Audio By Carbonatix
The Supreme Court will today [February 25, 2025] rule on a case filed by a private legal practitioner Jonathan Amable seeking to immediately stop government from issuing Treasury Bills.
Mr. Amable in the application is arguing that government can only go ahead to issue Treasury Bills if it secures prior approval from Parliament.
The arguments were captured in the application filed at the Registry of the Supreme Court on November 11, 2024.
The Motion for Interlocutory Injunction is seeking to stop government and its agents like the Finance Ministry and the Bank Ghana from borrowing through Treasury Bills.
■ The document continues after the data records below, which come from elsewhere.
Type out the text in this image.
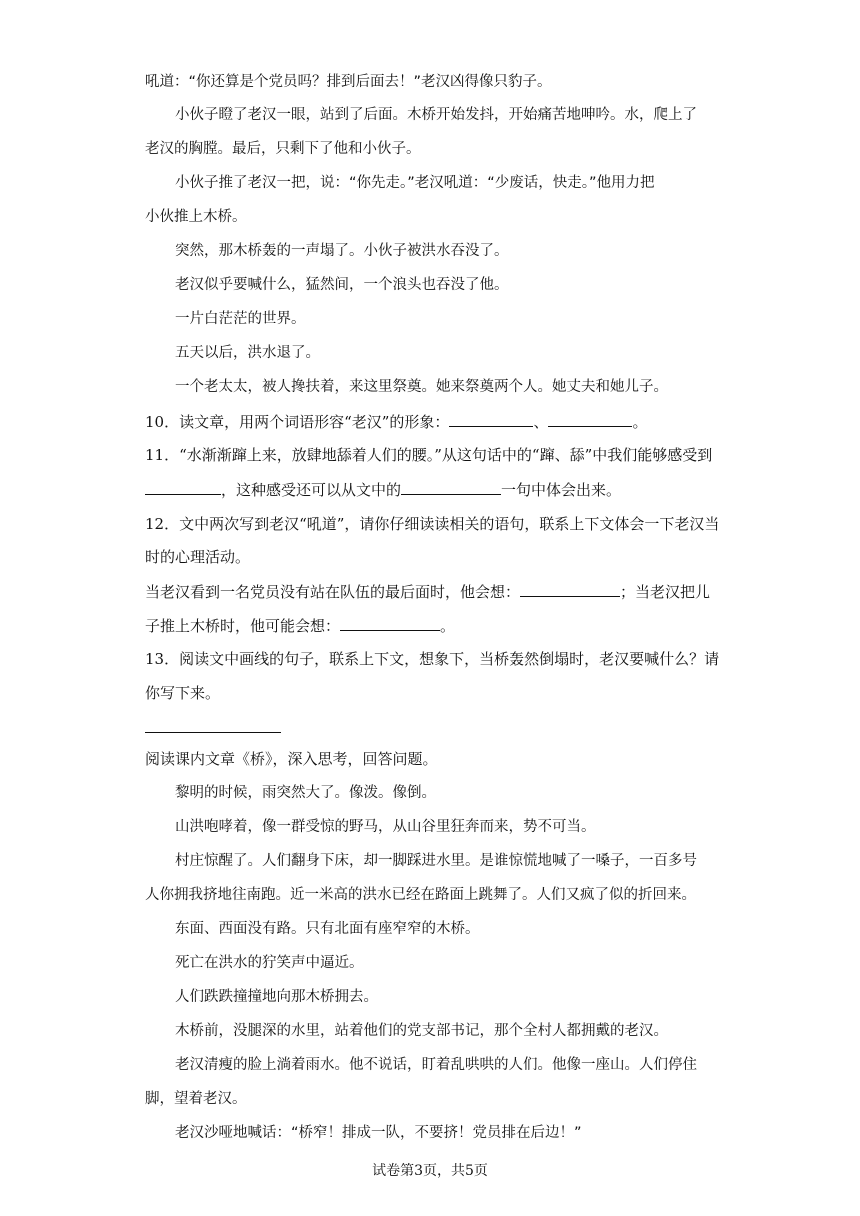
吼道：“你还算是个党员吗？排到后面去！”老汉凶得像只豹子。
小伙子瞪了老汉一眼，站到了后面。木桥开始发抖，开始痛苦地呻吟。水，爬上了
老汉的胸膛。最后，只剩下了他和小伙子。
小伙子推了老汉一把，说：“你先走。”老汉吼道：“少废话，快走。”他用力把
小伙推上木桥。
突然，那木桥轰的一声塌了。小伙子被洪水吞没了。
老汉似乎要喊什么，猛然间，一个浪头也吞没了他。
一片白茫茫的世界。
五天以后，洪水退了。
一个老太太，被人搀扶着，来这里祭奠。她来祭奠两个人。她丈夫和她儿子。
10．读文章，用两个词语形容“老汉”的形象：	、	。
11．“水渐渐蹿上来，放肆地舔着人们的腰。”从这句话中的“蹿、舔”中我们能够感受到
，这种感受还可以从文中的	一句中体会出来。
12．文中两次写到老汉“吼道”，请你仔细读读相关的语句，联系上下文体会一下老汉当
时的心理活动。
当老汉看到一名党员没有站在队伍的最后面时，他会想：	；当老汉把儿
子推上木桥时，他可能会想：	。
13．阅读文中画线的句子，联系上下文，想象下，当桥轰然倒塌时，老汉要喊什么？请
你写下来。
阅读课内文章《桥》，深入思考，回答问题。
黎明的时候，雨突然大了。像泼。像倒。
山洪咆哮着，像一群受惊的野马，从山谷里狂奔而来，势不可当。
村庄惊醒了。人们翻身下床，却一脚踩进水里。是谁惊慌地喊了一嗓子，一百多号
人你拥我挤地往南跑。近一米高的洪水已经在路面上跳舞了。人们又疯了似的折回来。
东面、西面没有路。只有北面有座窄窄的木桥。
死亡在洪水的狞笑声中逼近。
人们跌跌撞撞地向那木桥拥去。
木桥前，没腿深的水里，站着他们的党支部书记，那个全村人都拥戴的老汉。
老汉清瘦的脸上淌着雨水。他不说话，盯着乱哄哄的人们。他像一座山。人们停住
脚，望着老汉。
老汉沙哑地喊话：“桥窄！排成一队，不要挤！党员排在后边！”
试卷第3页，共5页
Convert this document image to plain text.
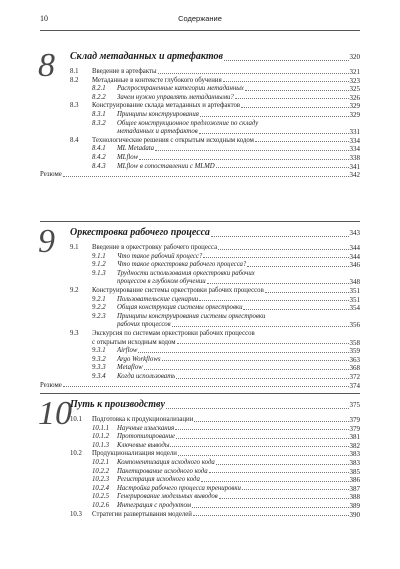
10	Содержание
8 Склад метаданных и артефактов	320
8.1	Введение в артефакты	321
8.2	Метаданные в контексте глубокого обучения	323
8.2.1	Распространенные категории метаданных	325
8.2.2	Зачем нужно управлять метаданными?	326
8.3	Конструирование склада метаданных и артефактов	329
8.3.1	Принципы конструирования	329
8.3.2	Общее конструкционное предложение по складу
метаданных и артефактов	331
8.4	Технологические решения с открытым исходным кодом	334
8.4.1	ML Metadata	334
8.4.2	MLflow	338
8.4.3	MLflow в сопоставлении с MLMD	341
Резюме	342
9 Оркестровка рабочего процесса	343
9.1	Введение в оркестровку рабочего процесса	344
9.1.1	Что такое рабочий процесс?	344
9.1.2	Что такое оркестровка рабочего процесса?	346
9.1.3	Трудности использования оркестровки рабочих
процессов в глубоком обучении	348
9.2	Конструирование системы оркестровки рабочих процессов	351
9.2.1	Пользовательские сценарии	351
9.2.2	Общая конструкция системы оркестровки	354
9.2.3	Принципы конструирования системы оркестровки
рабочих процессов	356
9.3	Экскурсия по системам оркестровки рабочих процессов
с открытым исходным кодом	358
9.3.1	Airflow	359
9.3.2	Argo Workflows	363
9.3.3	Metaflow	368
9.3.4	Когда использовать	372
Резюме	374
10
Путь к производству	375
10.1	Подготовка к продукционализации	379
10.1.1	Научные изыскания	379
10.1.2	Прототипирование	381
10.1.3	Ключевые выводы	382
10.2	Продукционализация модели	383
10.2.1	Компонентизация исходного кода	383
10.2.2	Пакетирование исходного кода	385
10.2.3	Регистрация исходного кода	386
10.2.4	Настройка рабочего процесса тренировки	387
10.2.5	Генерирование модельных выводов	388
10.2.6	Интеграция с продуктом	389
10.3	Стратегии развертывания моделей	390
Details of the application
The application cite the Attorney General as the Defendant.
Legal Arguments
The Motion for Interlocutory Injunction is seeking to restrain government from undertaking any activity which constitutes borrowing or debt financing, until the final determination of the suit “ upon grounds contained in the accompanying the affidavit and for such further orders that will be determined by the court”.
The plaintiff further argued that based on the Financial Administration Act and Bank of Ghana Amendment Act, Parliament of Ghana has created a statutory framework that enables the state to borrow and this approach adopted by Government does not fall in line with this.
The application stressed the need for parliamentary approval since the borrowings create repayment obligations for the state.
Implications
Government is planning to raise about 78 billion cedis in new borrowings through Treasury Bills for 2024.
This was captured in the Treasury Bills Calendar for the 2024. It is not sure for now how the application could impact government’s finances.
The Finance Ministry is for instance hoping to raise 10.8 billion cedis in the last quarter of this year.
Funds raised through Treasury Bills have been a major source of revenue for government.